Bab 1 Mendapatkan Kembali Akal Sehat (Bagian Satu)

Kekaisaran Anggrek Violet, Gunung Matahari, Sekte Matahari.

Pegunungan Matahari merupakan salah satu pegunungan utama yang ada di wilayah Kekaisaran Anggrek Violet. Markas Sekte Matahari terletak di Gunung Matahari karena gunung itu memiliki puncak tertinggi di seluruh wilayah kekaisaran.

Di kaki Gunung Matahari, ada sebuah daratan luas yang dipenuhi dengan rumah-rumah bertingkat. Rumah-rumah itu berjejer memenuhi seluruh daratan itu. Daerah perumahan ini adalah tempat tinggal murid-murid tingkat rendah Sekte Matahari.

Pagi itu merupakan pagi yang sejuk dan menyenangkan. Matahari baru saja terbit dari balik ufuk timur. Langit tampak segar dan bersih, layaknya bunga mawar yang mekar setelah disiram hujan semalaman. Sinar matahari yang lembut berkilauan dengan samar dan halus, menyinari rumah-rumah bertingkat tempat para murid tingkat rendah Sekte Matahari tinggal.

Pegunungan, rumah-rumah, dan pepohonan yang menjulang di wilayah itu diselimuti oleh cahaya matahari yang baru terbit serta udara pagi yang terasa sejuk dan segar. Agak jauh dari daerah perumahan murid-murid tingkat rendah itu, di sudut kaki gunung yang terpencil, berdiri sebuah pondok kecil yang lusuh.

Seorang pemuda bertubuh kekar berjalan dari hutan menuju pondok itu. Pemuda itu tampak berusia sekitar enam belas atau tujuh belas tahun. Sambil memegang roti kukus yang kini sudah mengeras dan dingin di masing-masing tangannya, dia berjalan menuju pondok itu. Sesampainya di pondok itu, dia mendorong pintu dengan kakinya dan kemudian melangkah masuk.

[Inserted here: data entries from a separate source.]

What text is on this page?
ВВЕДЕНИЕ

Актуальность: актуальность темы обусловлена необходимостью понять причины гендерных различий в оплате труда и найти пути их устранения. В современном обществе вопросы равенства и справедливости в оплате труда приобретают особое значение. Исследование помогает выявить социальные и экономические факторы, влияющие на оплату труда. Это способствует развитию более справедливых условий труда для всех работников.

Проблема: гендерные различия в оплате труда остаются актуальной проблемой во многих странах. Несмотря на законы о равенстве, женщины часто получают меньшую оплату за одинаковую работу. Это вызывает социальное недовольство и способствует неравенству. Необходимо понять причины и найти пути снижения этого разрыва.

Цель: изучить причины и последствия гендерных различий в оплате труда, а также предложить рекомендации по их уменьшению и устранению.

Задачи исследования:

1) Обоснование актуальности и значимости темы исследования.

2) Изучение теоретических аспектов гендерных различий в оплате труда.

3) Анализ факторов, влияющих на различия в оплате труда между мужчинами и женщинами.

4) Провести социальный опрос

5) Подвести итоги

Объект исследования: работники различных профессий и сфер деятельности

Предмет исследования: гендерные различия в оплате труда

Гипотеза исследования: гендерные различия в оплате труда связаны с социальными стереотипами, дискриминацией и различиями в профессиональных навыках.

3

Bagian dalam pondok itu sangat kecil dan sempit. Ruangan itu hampir kosong karena pemuda itu hanya memiliki sedikit barang kepunyaan.

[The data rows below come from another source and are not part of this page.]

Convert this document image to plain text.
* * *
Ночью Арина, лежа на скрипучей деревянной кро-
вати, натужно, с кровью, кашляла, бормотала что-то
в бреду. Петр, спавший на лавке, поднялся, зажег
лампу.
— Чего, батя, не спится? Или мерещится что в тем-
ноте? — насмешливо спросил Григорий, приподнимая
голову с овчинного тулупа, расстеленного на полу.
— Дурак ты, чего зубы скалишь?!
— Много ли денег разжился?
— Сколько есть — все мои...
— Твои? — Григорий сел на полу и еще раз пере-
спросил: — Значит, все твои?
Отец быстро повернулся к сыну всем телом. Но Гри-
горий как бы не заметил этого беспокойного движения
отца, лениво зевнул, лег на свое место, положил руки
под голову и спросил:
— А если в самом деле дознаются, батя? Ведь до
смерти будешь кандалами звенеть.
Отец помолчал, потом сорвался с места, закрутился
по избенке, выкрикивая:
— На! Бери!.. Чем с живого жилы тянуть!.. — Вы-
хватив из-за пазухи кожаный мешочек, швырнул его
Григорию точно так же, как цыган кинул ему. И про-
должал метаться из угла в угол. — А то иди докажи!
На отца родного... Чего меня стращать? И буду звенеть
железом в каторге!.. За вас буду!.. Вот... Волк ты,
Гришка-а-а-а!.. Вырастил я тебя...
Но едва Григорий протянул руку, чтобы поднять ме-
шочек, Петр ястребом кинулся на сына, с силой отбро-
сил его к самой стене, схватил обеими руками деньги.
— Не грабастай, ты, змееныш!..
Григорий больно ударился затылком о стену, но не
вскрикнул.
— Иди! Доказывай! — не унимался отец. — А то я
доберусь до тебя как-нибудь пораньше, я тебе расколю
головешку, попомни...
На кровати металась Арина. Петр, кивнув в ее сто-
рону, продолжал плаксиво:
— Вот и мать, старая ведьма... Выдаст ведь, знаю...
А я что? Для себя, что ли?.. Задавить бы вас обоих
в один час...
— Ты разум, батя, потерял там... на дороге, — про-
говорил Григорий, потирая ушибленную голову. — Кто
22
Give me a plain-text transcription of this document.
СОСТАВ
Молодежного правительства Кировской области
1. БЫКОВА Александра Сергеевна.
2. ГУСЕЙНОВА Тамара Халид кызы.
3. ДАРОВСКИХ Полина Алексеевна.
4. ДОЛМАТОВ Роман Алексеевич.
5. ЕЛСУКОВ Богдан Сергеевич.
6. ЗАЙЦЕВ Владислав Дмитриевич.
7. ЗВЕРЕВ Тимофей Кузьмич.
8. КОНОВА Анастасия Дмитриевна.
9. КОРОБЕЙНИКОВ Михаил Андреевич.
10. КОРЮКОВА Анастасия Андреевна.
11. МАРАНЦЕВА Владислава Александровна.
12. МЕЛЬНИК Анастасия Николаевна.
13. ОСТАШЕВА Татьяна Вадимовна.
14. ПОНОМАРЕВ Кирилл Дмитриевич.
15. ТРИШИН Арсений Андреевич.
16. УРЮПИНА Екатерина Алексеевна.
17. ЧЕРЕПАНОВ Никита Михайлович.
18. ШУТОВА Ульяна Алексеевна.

Perabotan yang ada di dalam ruangan itu hanyalah sebuah meja yang sudah berubah warna, sebuah kursi kayu yang goyah dan retak di mana-mana, serta sebuah tempat tidur kayu berukuran kecil.

Pemuda kekar itu meletakkan roti-roti di tangannya di atas meja dan kemudian berjalan ke sisi tempat tidur.

Seorang pemuda yang tidak sadarkan diri terbaring di tempat tidur itu. Wajahnya pucat, napasnya berat dan lambat, dan pakaiannya robek dan compang-camping.

Pakaiannya dipenuhi oleh noda darah yang berasal dari banyaknya perkelahian yang telah dilaluinya. Pemuda itu juga berusia sekitar enam belas atau tujuh belas tahun, tetapi ada sesuatu dalam dirinya yang membuatnya tampak lebih tua dari umurnya yang sebenarnya. Bau darah tercium di udara.

Nama pemuda kekar itu adalah Evan. Dia adalah seorang murid tingkat rendah dari Sekte Matahari.

"Tin? Tin?"

Evan berteriak ketika dia mencoba membangunkan pemuda di tempat tidur itu. Namun, pemuda itu tidak memberikan respons apa pun. Matanya tetap terpejam dan dia tetap tenggelam di alam bawah sadarnya.

Evan adalah orang yang agak kasar dan vulgar. Dia adalah tipe orang yang akan selalu mengikuti perasaannya dan tidak akan pernah memikirkan atau mempertimbangkan tindakannya terlebih dahulu.

Melihat temannya masih tidak bergerak dan tidak memberikan reaksi apa pun, dia merasa gelisah dan khawatir. Dengan cemas, Evan berjalan mondar-mandir di ruangan yang sempit itu. Beberapa saat kemudian, dia kembali ke sisi tempat tidur dan mencoba membangunkan pemuda itu sekali lagi.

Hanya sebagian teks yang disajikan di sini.